Portal Community

Recommended Alert Rules

HighInteractionTimeoutRate

Severity: critical For: 5m
expr: |
  100 * (
    sum(rate(interaction_timeout_total[5m]))
    /
    sum(rate(interaction_published_total[5m]))
  ) > 15
annotations:
  summary: "Interaction timeout rate critically high ({{ $value | printf \"%.1f\" }}%)"
  description: "More than 15% of interactions are timing out. This indicates a delivery failure or systemic user absence."

ElevatedInteractionTimeoutRate

Severity: warning For: 5m
expr: |
  100 * (
    sum(rate(interaction_timeout_total[5m]))
    /
    sum(rate(interaction_published_total[5m]))
  ) > 5
annotations:
  summary: "Interaction timeout rate elevated ({{ $value | printf \"%.1f\" }}%)"
  description: "More than 5% of interactions are timing out. Monitor for further increase."

SlowApprovalResponseTime

Severity: warning For: 15m
expr: |
  histogram_quantile(0.95,
    sum(rate(interaction_response_time_ms_bucket{type="approval"}[15m]))
    by (le)
  ) > 14400000  # 4 hours in ms
annotations:
  summary: "Approval response P95 exceeds 4 hours"
  description: "95% of approvals are taking longer than 4 hours. Review pending approvals and escalation policy."

GrowingInFlightInteractions

Severity: warning For: 10m
expr: |
  sum(interaction_in_flight) > 100
annotations:
  summary: "More than 100 interactions are currently in-flight"
  description: "A large number of interactions are pending without response. Check InteractionMonitor and delivery pipeline."

HighBlockedInteractionRate

Severity: warning For: 5m
expr: |
  100 * (
    sum(rate(interaction_blocked_total[5m]))
    /
    (sum(rate(interaction_published_total[5m])) + sum(rate(interaction_blocked_total[5m])))
  ) > 10
labels:
  team: platform
annotations:
  summary: "More than 10% of interactions are being blocked by pre-send hooks"
  description: "Review rate limit or pre-send hook configuration. Hook blocking by: {{ $labels.blocked_by }}"

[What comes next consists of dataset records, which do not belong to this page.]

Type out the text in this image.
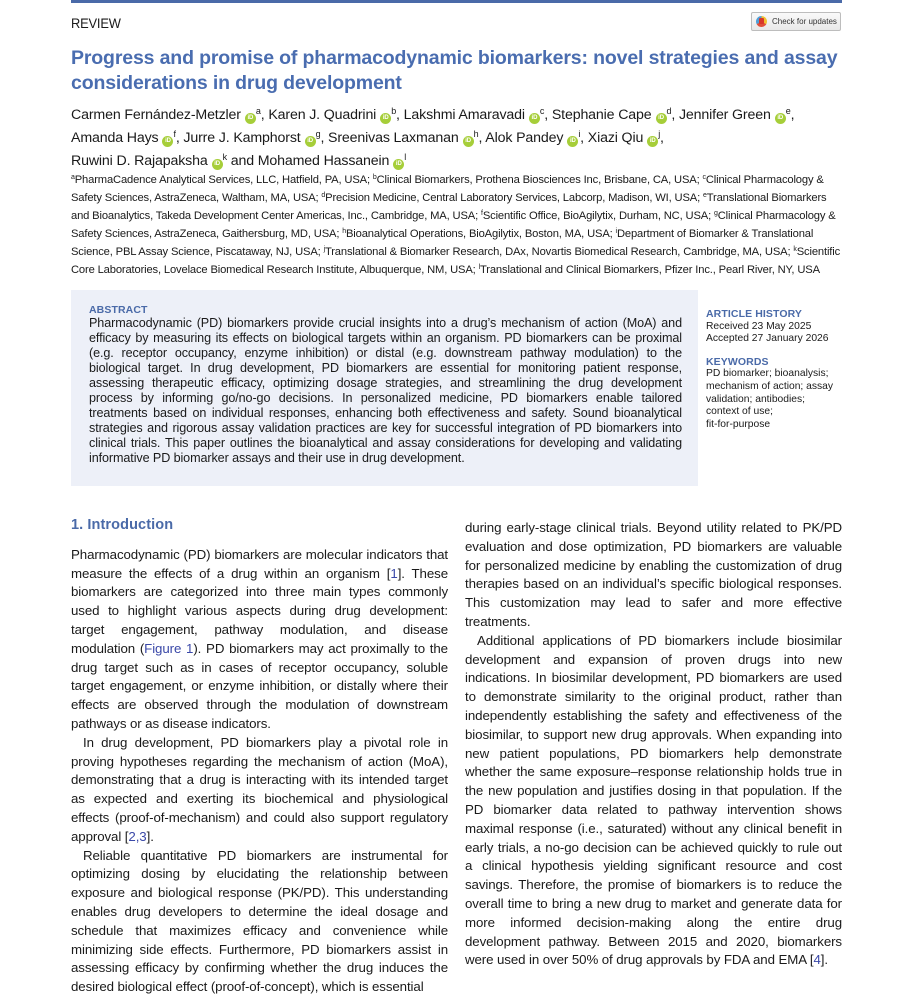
REVIEW	Check for updates
Progress and promise of pharmacodynamic biomarkers: novel strategies and assay considerations in drug development
Carmen Fernández-Metzler iD$^a$, Karen J. Quadrini iD$^b$, Lakshmi Amaravadi iD$^c$, Stephanie Cape iD$^d$, Jennifer Green iD$^e$,
Amanda Hays iD$^f$, Jurre J. Kamphorst iD$^g$, Sreenivas Laxmanan iD$^h$, Alok Pandey iD$^i$, Xiazi Qiu iD$^j$,
Ruwini D. Rajapaksha iD$^k$ and Mohamed Hassanein iD$^l$
$^a$PharmaCadence Analytical Services, LLC, Hatfield, PA, USA; $^b$Clinical Biomarkers, Prothena Biosciences Inc, Brisbane, CA, USA; $^c$Clinical Pharmacology & Safety Sciences, AstraZeneca, Waltham, MA, USA; $^d$Precision Medicine, Central Laboratory Services, Labcorp, Madison, WI, USA; $^e$Translational Biomarkers and Bioanalytics, Takeda Development Center Americas, Inc., Cambridge, MA, USA; $^f$Scientific Office, BioAgilytix, Durham, NC, USA; $^g$Clinical Pharmacology & Safety Sciences, AstraZeneca, Gaithersburg, MD, USA; $^h$Bioanalytical Operations, BioAgilytix, Boston, MA, USA; $^i$Department of Biomarker & Translational Science, PBL Assay Science, Piscataway, NJ, USA; $^j$Translational & Biomarker Research, DAx, Novartis Biomedical Research, Cambridge, MA, USA; $^k$Scientific Core Laboratories, Lovelace Biomedical Research Institute, Albuquerque, NM, USA; $^l$Translational and Clinical Biomarkers, Pfizer Inc., Pearl River, NY, USA
ABSTRACT
Pharmacodynamic (PD) biomarkers provide crucial insights into a drug’s mechanism of action (MoA) and efficacy by measuring its effects on biological targets within an organism. PD biomarkers can be proximal (e.g. receptor occupancy, enzyme inhibition) or distal (e.g. downstream pathway modulation) to the biological target. In drug development, PD biomarkers are essential for monitoring patient response, assessing therapeutic efficacy, optimizing dosage strategies, and streamlining the drug development process by informing go/no-go decisions. In personalized medicine, PD biomarkers enable tailored treatments based on individual responses, enhancing both effectiveness and safety. Sound bioanalytical strategies and rigorous assay validation practices are key for successful integration of PD biomarkers into clinical trials. This paper outlines the bioanalytical and assay considerations for developing and validating informative PD biomarker assays and their use in drug development.
ARTICLE HISTORY
Received 23 May 2025
Accepted 27 January 2026
KEYWORDS
PD biomarker; bioanalysis;
mechanism of action; assay
validation; antibodies;
context of use;
fit-for-purpose
1. Introduction

Pharmacodynamic (PD) biomarkers are molecular indicators that measure the effects of a drug within an organism [1]. These biomarkers are categorized into three main types commonly used to highlight various aspects during drug development: target engagement, pathway modulation, and disease modulation (Figure 1). PD biomarkers may act proximally to the drug target such as in cases of receptor occupancy, soluble target engagement, or enzyme inhibition, or distally where their effects are observed through the modulation of downstream pathways or as disease indicators.

In drug development, PD biomarkers play a pivotal role in proving hypotheses regarding the mechanism of action (MoA), demonstrating that a drug is interacting with its intended target as expected and exerting its biochemical and physiological effects (proof-of-mechanism) and could also support regulatory approval [2,3].

Reliable quantitative PD biomarkers are instrumental for optimizing dosing by elucidating the relationship between exposure and biological response (PK/PD). This understanding enables drug developers to determine the ideal dosage and schedule that maximizes efficacy and convenience while minimizing side effects. Furthermore, PD biomarkers assist in assessing efficacy by confirming whether the drug induces the desired biological effect (proof-of-concept), which is essential

during early-stage clinical trials. Beyond utility related to PK/PD evaluation and dose optimization, PD biomarkers are valuable for personalized medicine by enabling the customization of drug therapies based on an individual’s specific biological responses. This customization may lead to safer and more effective treatments.

Additional applications of PD biomarkers include biosimilar development and expansion of proven drugs into new indications. In biosimilar development, PD biomarkers are used to demonstrate similarity to the original product, rather than independently establishing the safety and effectiveness of the biosimilar, to support new drug approvals. When expanding into new patient populations, PD biomarkers help demonstrate whether the same exposure–response relationship holds true in the new population and justifies dosing in that population. If the PD biomarker data related to pathway intervention shows maximal response (i.e., saturated) without any clinical benefit in early trials, a no-go decision can be achieved quickly to rule out a clinical hypothesis yielding significant resource and cost savings. Therefore, the promise of biomarkers is to reduce the overall time to bring a new drug to market and generate data for more informed decision-making along the entire drug development pathway. Between 2015 and 2020, biomarkers were used in over 50% of drug approvals by FDA and EMA [4].
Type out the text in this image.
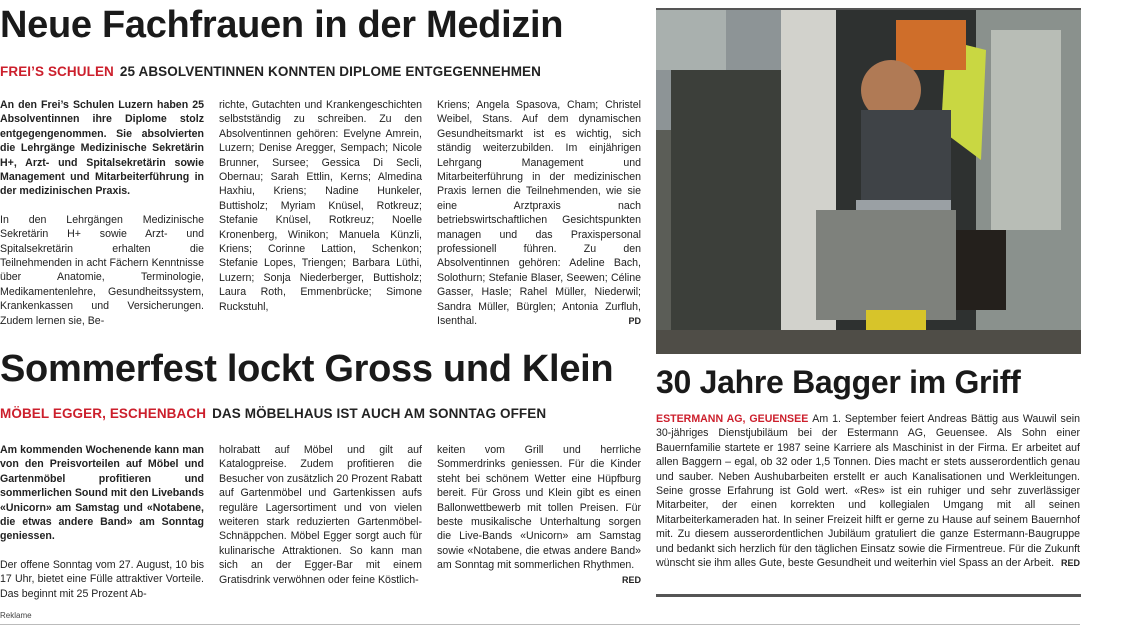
Neue Fachfrauen in der Medizin
FREI’S SCHULEN 25 ABSOLVENTINNEN KONNTEN DIPLOME ENTGEGENNEHMEN

An den Frei’s Schulen Luzern haben 25 Absolventinnen ihre Diplome stolz entgegengenommen. Sie absolvierten die Lehrgänge Medizinische Sekretärin H+, Arzt- und Spitalsekretärin sowie Management und Mitarbeiterführung in der medizinischen Praxis.

In den Lehrgängen Medizinische Sekretärin H+ sowie Arzt- und Spitalsekretärin erhalten die Teilnehmenden in acht Fächern Kenntnisse über Anatomie, Terminologie, Medikamentenlehre, Gesundheitssystem, Krankenkassen und Versicherungen. Zudem lernen sie, Be-

richte, Gutachten und Krankengeschichten selbstständig zu schreiben. Zu den Absolventinnen gehören: Evelyne Amrein, Luzern; Denise Aregger, Sempach; Nicole Brunner, Sursee; Gessica Di Secli, Obernau; Sarah Ettlin, Kerns; Almedina Haxhiu, Kriens; Nadine Hunkeler, Buttisholz; Myriam Knüsel, Rotkreuz; Stefanie Knüsel, Rotkreuz; Noelle Kronenberg, Winikon; Manuela Künzli, Kriens; Corinne Lattion, Schenkon; Stefanie Lopes, Triengen; Barbara Lüthi, Luzern; Sonja Niederberger, Buttisholz; Laura Roth, Emmenbrücke; Simone Ruckstuhl,

Kriens; Angela Spasova, Cham; Christel Weibel, Stans. Auf dem dynamischen Gesundheitsmarkt ist es wichtig, sich ständig weiterzubilden. Im einjährigen Lehrgang Management und Mitarbeiterführung in der medizinischen Praxis lernen die Teilnehmenden, wie sie eine Arztpraxis nach betriebswirtschaftlichen Gesichtspunkten managen und das Praxispersonal professionell führen. Zu den Absolventinnen gehören: Adeline Bach, Solothurn; Stefanie Blaser, Seewen; Céline Gasser, Hasle; Rahel Müller, Niederwil; Sandra Müller, Bürglen; Antonia Zurfluh, Isenthal.	PD

Sommerfest lockt Gross und Klein
MÖBEL EGGER, ESCHENBACH DAS MÖBELHAUS IST AUCH AM SONNTAG OFFEN

Am kommenden Wochenende kann man von den Preisvorteilen auf Möbel und Gartenmöbel profitieren und sommerlichen Sound mit den Livebands «Unicorn» am Samstag und «Notabene, die etwas andere Band» am Sonntag geniessen.

Der offene Sonntag vom 27. August, 10 bis 17 Uhr, bietet eine Fülle attraktiver Vorteile. Das beginnt mit 25 Prozent Ab-

holrabatt auf Möbel und gilt auf Katalogpreise. Zudem profitieren die Besucher von zusätzlich 20 Prozent Rabatt auf Gartenmöbel und Gartenkissen aufs reguläre Lagersortiment und von vielen weiteren stark reduzierten Gartenmöbel-Schnäppchen. Möbel Egger sorgt auch für kulinarische Attraktionen. So kann man sich an der Egger-Bar mit einem Gratisdrink verwöhnen oder feine Köstlich-

keiten vom Grill und herrliche Sommerdrinks geniessen. Für die Kinder steht bei schönem Wetter eine Hüpfburg bereit. Für Gross und Klein gibt es einen Ballonwettbewerb mit tollen Preisen. Für beste musikalische Unterhaltung sorgen die Live-Bands «Unicorn» am Samstag sowie «Notabene, die etwas andere Band» am Sonntag mit sommerlichen Rhythmen.
RED

30 Jahre Bagger im Griff
ESTERMANN AG, GEUENSEE Am 1. September feiert Andreas Bättig aus Wauwil sein 30-jähriges Dienstjubiläum bei der Estermann AG, Geuensee. Als Sohn einer Bauernfamilie startete er 1987 seine Karriere als Maschinist in der Firma. Er arbeitet auf allen Baggern – egal, ob 32 oder 1,5 Tonnen. Dies macht er stets ausserordentlich genau und sauber. Neben Aushubarbeiten erstellt er auch Kanalisationen und Werkleitungen. Seine grosse Erfahrung ist Gold wert. «Res» ist ein ruhiger und sehr zuverlässiger Mitarbeiter, der einen korrekten und kollegialen Umgang mit all seinen Mitarbeiterkameraden hat. In seiner Freizeit hilft er gerne zu Hause auf seinem Bauernhof mit. Zu diesem ausserordentlichen Jubiläum gratuliert die ganze Estermann-Baugruppe und bedankt sich herzlich für den täglichen Einsatz sowie die Firmentreue. Für die Zukunft wünscht sie ihm alles Gute, beste Gesundheit und weiterhin viel Spass an der Arbeit. RED
Reklame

Alert Rules YAML — Full File

groups:
  - name: edge-interact
    rules:
      - alert: HighInteractionTimeoutRate
        expr: |
          100 * (sum(rate(interaction_timeout_total[5m])) / sum(rate(interaction_published_total[5m]))) > 15
        for: 5m
        labels: { severity: critical, team: platform }
        annotations:
          summary: "Interaction timeout rate critically high"

      - alert: ElevatedInteractionTimeoutRate
        expr: |
          100 * (sum(rate(interaction_timeout_total[5m])) / sum(rate(interaction_published_total[5m]))) > 5
        for: 5m
        labels: { severity: warning, team: platform }
        annotations:
          summary: "Interaction timeout rate elevated"

      - alert: SlowApprovalResponseTime
        expr: |
          histogram_quantile(0.95, sum(rate(interaction_response_time_ms_bucket{type="approval"}[15m])) by (le)) > 14400000
        for: 15m
        labels: { severity: warning, team: platform }
        annotations:
          summary: "Approval P95 response time exceeds 4h"

      - alert: GrowingInFlightInteractions
        expr: sum(interaction_in_flight) > 100
        for: 10m
        labels: { severity: warning, team: platform }
        annotations:
          summary: "More than 100 in-flight interactions"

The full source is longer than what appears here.